Much hinges on how bad you are willing to allow your work products to become. Many people seem to be content to churn out mundane AI slop in the form of CVs, blogs and articles, YouTube videos etc. Some developers seem happy to churn out filthy AI-generated code. But as a tester, every single thing I do has to be right. We can’t test everything, but stakeholders must be able to trust what we tell them. I worry that AI in testing will conceal risk.

I don’t see any evidence that AI will help us do better work. It can do some things faster, which is certainly useful in some contexts. It can help low skilled people do slightly better work than they would otherwise be able to do, although that is at the cost of them never increasing their skill level and becoming eternally dependent on AI support. But does it help skilled people do anything better?

With most new technologies, you gain something and lose something. Everyone is focused on the gains, but we need to pay attention to what we lose.

I was looking for a collection on it but obviously not correctly! What’s the best way to find a collection on a given topic?

If you do a search then you can filter on content type on the left hand side.

I’ve highlighted the “collections” filter in the image below.

1 Like

I had a lot of fun reading through them yesterday. Thanks Rosie :grin:

1 Like

To me its common sense. Use Gen AI as your assistant, not as your leader. You mark its work, it doesn’t mark yours. But common sense, isn’t necessarily common practice.

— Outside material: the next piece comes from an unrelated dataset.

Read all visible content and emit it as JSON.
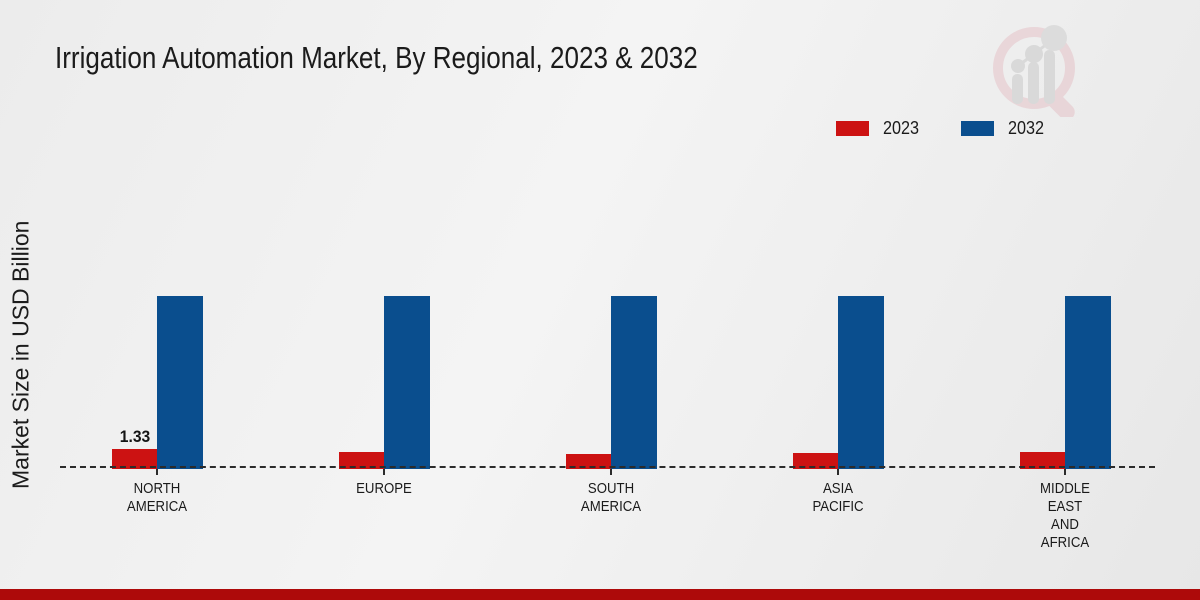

But I have faith that common sense will win as I have faith in people to make the call on how to get the best out of it, some quicker than others. I’ve been involved in the developers trialling a new AI Agent with the remit of “find out what it can do” - no limits. What happened was the developers naturally reigned it in, established where the agent was useful and where it wasn’t, and the agent became just another tool that had strengths and weaknesses.

At the end of the day the one overriding factor is that people take responsibility for outcomes.